A group of 6 students was set up from different grades in Medicine, Nursing, Psychology, Physical Therapy, Occupational Therapy and Odontology, in order to analyze an interdisciplinary simulated case. The meeting was divided into several phases:
(1) Team meeting, reading the case and proposing action shots for evaluating each according to their discipline;
(2) Visiting the patient and assessment of issues that each one consider;
(3) Back to team meeting for sharing the results of the assessments and making decision regarding treatment;
(4) Delivering to an expert committee (one teacher for every grade) about the guidelines to be carried out with the patient;
(5) The expert committee reviews the proposed intervention and decides patient’s evolution, according to the treatment;
(6) The team again visits the patient and visualizes patient’s success or not, according to the indicated treatment;
(7) Completion of the meeting of students and teachers, discussing the experience.

Results:
More than half of tested students thought that this SLE seemed much better compared to other learning methods. They felt that the hardest part was making the interaction with the patient (66.60%) and the easiest the team meeting (66.60%).

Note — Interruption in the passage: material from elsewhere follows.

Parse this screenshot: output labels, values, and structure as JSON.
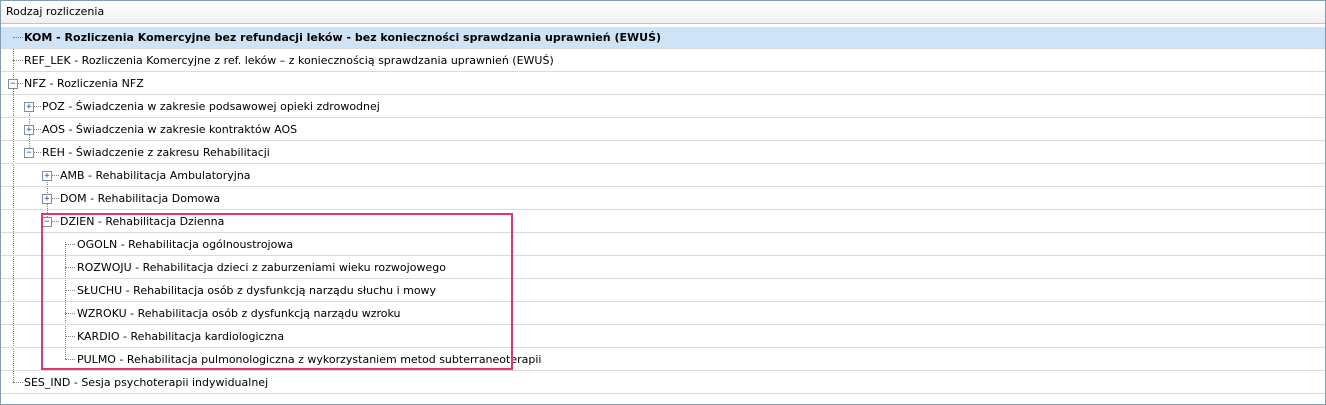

In addition, all students agreed on the importance of communication between disciplines and they believe that simulation’s performance has allowed them to know the scope and responsibility of each discipline without forgetting the importance and necessity of teamwork.
All students reported that during the simulated situation many opportunities are offered to improve learning through mistakes. Also, they consider that the feedback received in real time from teachers and peers has allowed them to reflect on their performance.

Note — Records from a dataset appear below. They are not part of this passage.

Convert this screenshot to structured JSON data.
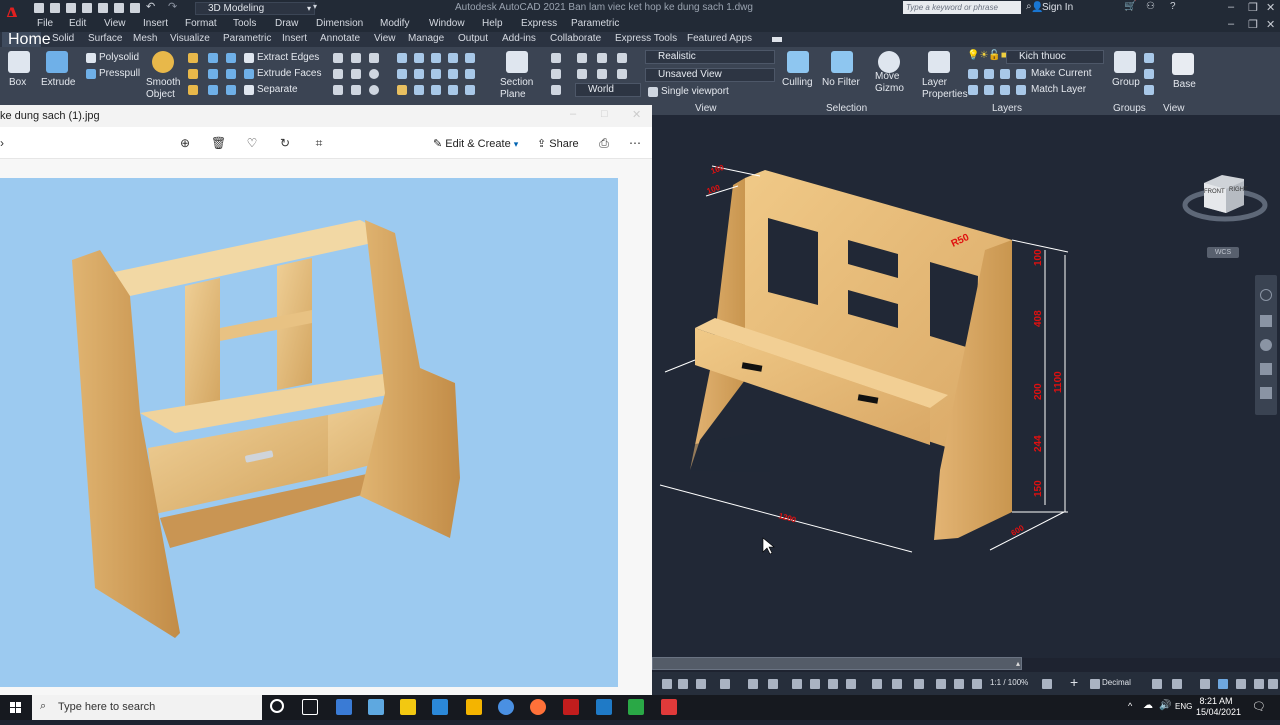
{
  "acad": {
    "logo_letter": "A",
    "workspace": "3D Modeling",
    "title": "Autodesk AutoCAD 2021    Ban lam viec ket hop ke dung sach 1.dwg",
    "search_placeholder": "Type a keyword or phrase",
    "sign_in": "Sign In",
    "menu": [
      "File",
      "Edit",
      "View",
      "Insert",
      "Format",
      "Tools",
      "Draw",
      "Dimension",
      "Modify",
      "Window",
      "Help",
      "Express",
      "Parametric"
    ],
    "tabs": [
      "Home",
      "Solid",
      "Surface",
      "Mesh",
      "Visualize",
      "Parametric",
      "Insert",
      "Annotate",
      "View",
      "Manage",
      "Output",
      "Add-ins",
      "Collaborate",
      "Express Tools",
      "Featured Apps"
    ],
    "ribbon": {
      "box": "Box",
      "extrude": "Extrude",
      "polysolid": "Polysolid",
      "presspull": "Presspull",
      "smooth_object": "Smooth Object",
      "extract_edges": "Extract Edges",
      "extrude_faces": "Extrude Faces",
      "separate": "Separate",
      "section_plane": "Section Plane",
      "world": "World",
      "visual_style": "Realistic",
      "saved_view": "Unsaved View",
      "viewport_config": "Single viewport",
      "culling": "Culling",
      "no_filter": "No Filter",
      "move_gizmo": "Move Gizmo",
      "layer_properties": "Layer Properties",
      "layer_name": "Kich thuoc",
      "make_current": "Make Current",
      "match_layer": "Match Layer",
      "group": "Group",
      "base": "Base",
      "panel_view": "View",
      "panel_selection": "Selection",
      "panel_layers": "Layers",
      "panel_groups": "Groups",
      "panel_view2": "View"
    },
    "viewcube": {
      "front": "FRONT",
      "right": "RIGHT",
      "wcs": "WCS"
    },
    "dims": {
      "radius": "R50",
      "d1": "100",
      "d2": "408",
      "d3": "200",
      "d4": "244",
      "d5": "150",
      "total": "1100",
      "width": "1200",
      "depth": "600",
      "top1": "160",
      "top2": "100"
    },
    "status": {
      "scale": "1:1 / 100%",
      "units": "Decimal"
    }
  },
  "photos": {
    "title": "ke dung sach (1).jpg",
    "edit_create": "Edit & Create",
    "share": "Share"
  },
  "taskbar": {
    "search_placeholder": "Type here to search",
    "lang": "ENG",
    "time": "8:21 AM",
    "date": "15/04/2021"
  }
}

Students and teachers agree the SLE promotes knowledge among health disciplines, encourages and strengthens relationships among students of different Health Sciences’s grades, teamwork and the ability to interact to achieve a common goal.

Conclusions:
The interdisciplinary learning based on experience, in a SLE, encourages and stimulates student learning. Also, it promotes the acquisition and development of personal and academic skills related to clinical skills, which some of them are: resolution problems, critical thinking, decision-making and accountability.
Keywords:
Simulated learning environments, Interdisiciplinary.